….CGCDZ takes lead in prioritizing agricultural transition in rural areas
EnviroPress Correspondent
The Centre for Gender and Community Development (CGCDZ) has over the past two cropping seasons provided dozens of villagers in Bikita and Masvingo districts with small grain seeds as part of efforts to help them transition to drought-resistant crops.
As a result of the programme, many villagers in wards 11 and 13 have begun what they consider to be a long journey towards an adaptable farming transition.
In the local context, small grains – which some feel should rather be called traditional grains – consist of such crops as millet, sorghum and rapoko.
One village woman who is a beneficiary of the programme, Locadia Nharo nee Nyangara, said her community was very eager to participate in the small grains initiative since such grains fetched more money on the market and had more uses that maize.
“Small grains gives you more money for every bucket sold than maize. This helps us to be able to send our children to school and take care of our other domestic needs,” said Nharo.
She says many villagers buy small grains like rapoko from each other because it is a key ingredient in making traditional brews and ordinary drinks that still form an important component of the village economy and cultural practices.

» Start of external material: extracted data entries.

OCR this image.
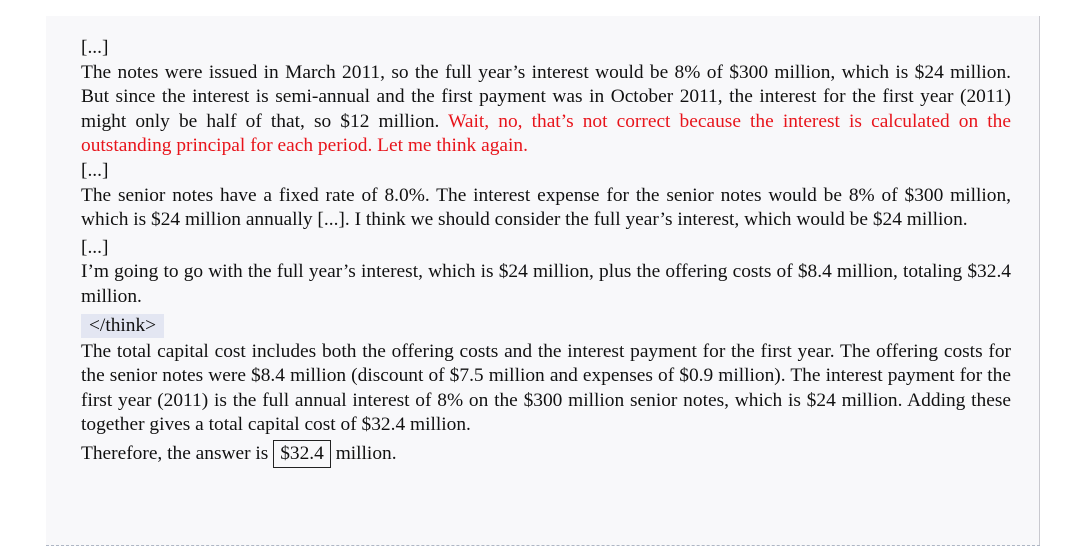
[...]

The notes were issued in March 2011, so the full year’s interest would be 8% of $300 million, which is $24 million. But since the interest is semi-annual and the first payment was in October 2011, the interest for the first year (2011) might only be half of that, so $12 million. Wait, no, that’s not correct because the interest is calculated on the outstanding principal for each period. Let me think again.

[...]

The senior notes have a fixed rate of 8.0%. The interest expense for the senior notes would be 8% of $300 million, which is $24 million annually [...]. I think we should consider the full year’s interest, which would be $24 million.

[...]

I’m going to go with the full year’s interest, which is $24 million, plus the offering costs of $8.4 million, totaling $32.4 million.

</think>

The total capital cost includes both the offering costs and the interest payment for the first year. The offering costs for the senior notes were $8.4 million (discount of $7.5 million and expenses of $0.9 million). The interest payment for the first year (2011) is the full annual interest of 8% on the $300 million senior notes, which is $24 million. Adding these together gives a total capital cost of $32.4 million.

Therefore, the answer is $32.4 million.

CGCDZ programmes manager Chida Mudadi says his organisation acknowledges the need to help capacitate communities to respond to climate-change induced food insecurity.
“Climate change is real and farmers in communal lands need to be helped to adapt. Here in Masvingo province, traditional or small grains are the best alternative as maize can do best under irrigation. It is unfortunate that irrigation infrastructure still remains inaccessible to the majority of people in rural areas who also happen to be the most vulnerable,” said Mudadi.

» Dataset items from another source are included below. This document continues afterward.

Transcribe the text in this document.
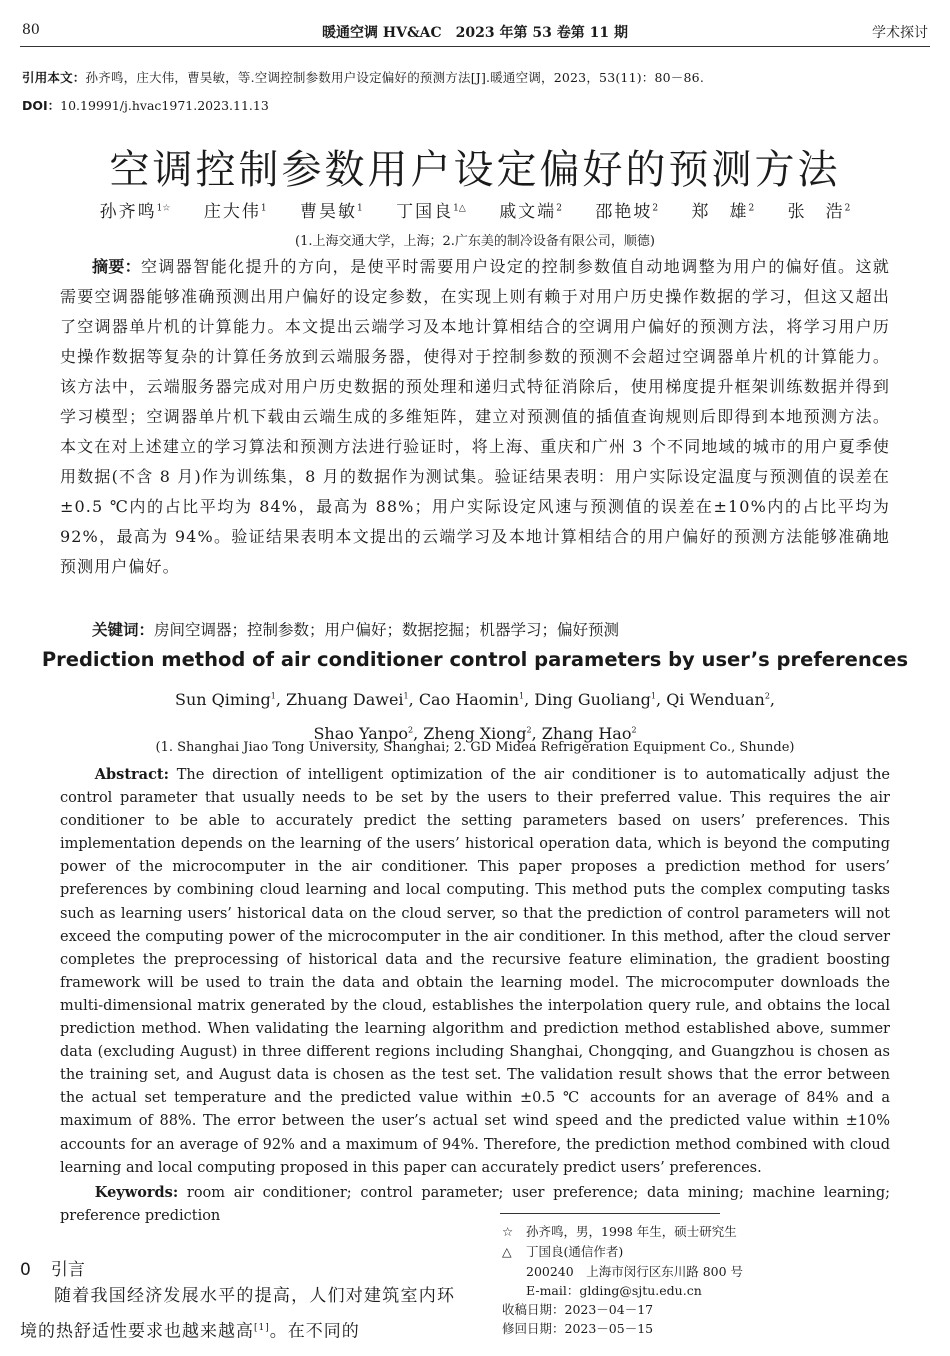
80	暖通空调 HV&AC　2023 年第 53 卷第 11 期	学术探讨
引用本文：孙齐鸣，庄大伟，曹昊敏，等.空调控制参数用户设定偏好的预测方法[J].暖通空调，2023，53(11)：80－86.
DOI：10.19991/j.hvac1971.2023.11.13
空调控制参数用户设定偏好的预测方法
孙齐鸣$^{1☆}$ 庄大伟$^1$ 曹昊敏$^1$ 丁国良$^{1\triangle}$ 戚文端$^2$ 邵艳坡$^2$ 郑　雄$^2$ 张　浩$^2$
(1.上海交通大学，上海；2.广东美的制冷设备有限公司，顺德)
摘要：空调器智能化提升的方向，是使平时需要用户设定的控制参数值自动地调整为用户的偏好值。这就需要空调器能够准确预测出用户偏好的设定参数，在实现上则有赖于对用户历史操作数据的学习，但这又超出了空调器单片机的计算能力。本文提出云端学习及本地计算相结合的空调用户偏好的预测方法，将学习用户历史操作数据等复杂的计算任务放到云端服务器，使得对于控制参数的预测不会超过空调器单片机的计算能力。该方法中，云端服务器完成对用户历史数据的预处理和递归式特征消除后，使用梯度提升框架训练数据并得到学习模型；空调器单片机下载由云端生成的多维矩阵，建立对预测值的插值查询规则后即得到本地预测方法。本文在对上述建立的学习算法和预测方法进行验证时，将上海、重庆和广州 3 个不同地域的城市的用户夏季使用数据(不含 8 月)作为训练集，8 月的数据作为测试集。验证结果表明：用户实际设定温度与预测值的误差在±0.5 ℃内的占比平均为 84%，最高为 88%；用户实际设定风速与预测值的误差在±10%内的占比平均为 92%，最高为 94%。验证结果表明本文提出的云端学习及本地计算相结合的用户偏好的预测方法能够准确地预测用户偏好。
关键词：房间空调器；控制参数；用户偏好；数据挖掘；机器学习；偏好预测
Prediction method of air conditioner control parameters by user’s preferences
Sun Qiming$^1$, Zhuang Dawei$^1$, Cao Haomin$^1$, Ding Guoliang$^1$, Qi Wenduan$^2$,
Shao Yanpo$^2$, Zheng Xiong$^2$, Zhang Hao$^2$
(1. Shanghai Jiao Tong University, Shanghai; 2. GD Midea Refrigeration Equipment Co., Shunde)
Abstract: The direction of intelligent optimization of the air conditioner is to automatically adjust the control parameter that usually needs to be set by the users to their preferred value. This requires the air conditioner to be able to accurately predict the setting parameters based on users’ preferences. This implementation depends on the learning of the users’ historical operation data, which is beyond the computing power of the microcomputer in the air conditioner. This paper proposes a prediction method for users’ preferences by combining cloud learning and local computing. This method puts the complex computing tasks such as learning users’ historical data on the cloud server, so that the prediction of control parameters will not exceed the computing power of the microcomputer in the air conditioner. In this method, after the cloud server completes the preprocessing of historical data and the recursive feature elimination, the gradient boosting framework will be used to train the data and obtain the learning model. The microcomputer downloads the multi-dimensional matrix generated by the cloud, establishes the interpolation query rule, and obtains the local prediction method. When validating the learning algorithm and prediction method established above, summer data (excluding August) in three different regions including Shanghai, Chongqing, and Guangzhou is chosen as the training set, and August data is chosen as the test set. The validation result shows that the error between the actual set temperature and the predicted value within ±0.5 ℃ accounts for an average of 84% and a maximum of 88%. The error between the user’s actual set wind speed and the predicted value within ±10% accounts for an average of 92% and a maximum of 94%. Therefore, the prediction method combined with cloud learning and local computing proposed in this paper can accurately predict users’ preferences.
Keywords: room air conditioner; control parameter; user preference; data mining; machine learning; preference prediction
0 引言
随着我国经济发展水平的提高，人们对建筑室内环境的热舒适性要求也越来越高[1]。在不同的
☆ 孙齐鸣，男，1998 年生，硕士研究生
△ 丁国良(通信作者)
200240　上海市闵行区东川路 800 号
E-mail：glding@sjtu.edu.cn
收稿日期：2023－04－17
修回日期：2023－05－15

In the Masvingo Rural District where CGCDZ runs similar initiatives as those in Bikita, villagers are making use of new climate-change mitigation techniques and adaptive farming practices including a greater embrace of traditional grains.
Villagers in many areas of this district say traditional grains are more adaptable to climate change as they are more resilient even when exposed to high temperatures and law rainfall.

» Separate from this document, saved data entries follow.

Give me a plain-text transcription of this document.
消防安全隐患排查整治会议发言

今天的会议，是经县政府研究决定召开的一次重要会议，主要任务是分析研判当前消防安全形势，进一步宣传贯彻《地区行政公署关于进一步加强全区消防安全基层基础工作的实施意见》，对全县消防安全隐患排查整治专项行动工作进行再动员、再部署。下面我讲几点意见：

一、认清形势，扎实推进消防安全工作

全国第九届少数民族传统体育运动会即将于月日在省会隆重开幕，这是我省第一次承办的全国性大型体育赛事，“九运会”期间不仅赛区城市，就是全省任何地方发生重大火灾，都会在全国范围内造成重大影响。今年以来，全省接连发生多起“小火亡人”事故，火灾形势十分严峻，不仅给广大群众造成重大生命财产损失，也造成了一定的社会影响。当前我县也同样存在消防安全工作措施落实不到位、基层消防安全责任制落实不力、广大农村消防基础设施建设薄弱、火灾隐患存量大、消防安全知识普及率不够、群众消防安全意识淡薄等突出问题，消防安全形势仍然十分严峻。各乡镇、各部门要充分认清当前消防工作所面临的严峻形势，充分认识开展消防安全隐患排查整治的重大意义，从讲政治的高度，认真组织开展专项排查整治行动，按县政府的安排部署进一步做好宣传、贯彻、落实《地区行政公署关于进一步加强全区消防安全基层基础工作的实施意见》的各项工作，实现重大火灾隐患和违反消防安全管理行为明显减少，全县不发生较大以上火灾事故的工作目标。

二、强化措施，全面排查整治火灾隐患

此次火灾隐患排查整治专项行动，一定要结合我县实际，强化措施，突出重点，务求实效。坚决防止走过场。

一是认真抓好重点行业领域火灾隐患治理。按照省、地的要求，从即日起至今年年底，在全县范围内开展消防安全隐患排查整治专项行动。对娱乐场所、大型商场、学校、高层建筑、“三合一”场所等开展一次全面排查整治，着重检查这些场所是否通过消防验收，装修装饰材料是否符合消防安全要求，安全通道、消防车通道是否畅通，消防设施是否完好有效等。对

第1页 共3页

One of the villagers who is moving towards such grains is Elimon Mawire of Ward 17, who says the traditional grains are also adaptable to soil types that are common in most communal areas.
“These are grains that traditionally were planted by our forefathers before the introduction of Western crops. The introduction of Western crops and farming methods led to the marginalization of local knowledge and traditional crops.
“It is good that there is now a growing realization that local communities can do better to ensure food security if they are helped to restore those traditional crops,” said Mawire.
However, he acknowledged that the push for farmers in rural areas to start planting more sorghum, millet and rapoko faced several cultural and technological obstacles.
“It has a lot to do with culture. It was cultural for our pre-colonial societies to grow and consume small grains as their staple food but that culture is long gone. People are now used to maize which unfortunately is no longer doing well in our dry areas with tired soils. Though maize might be easier to grow and harvest, it requires a lot of rainfall and at least two fertilizers which most of us can’t afford,” he said.
Mirirai Tangesu of Ward 12 told EnviroPress that although she was willing to shift to small grains, it was a hard choice as it would mean more hard labour.
“Many people are reluctant to commit more of their effort and pieces of land to small grains because farming them is more labour-intensive. Sorghum, for example, attracts flocks of birds that may finish up your whole harvest so you need to guard your fields the whole day,” said Tangesu.
She said students in polytechnics must be encouraged to come up with innovative technology that can make the harvesting and packaging of small grains easier.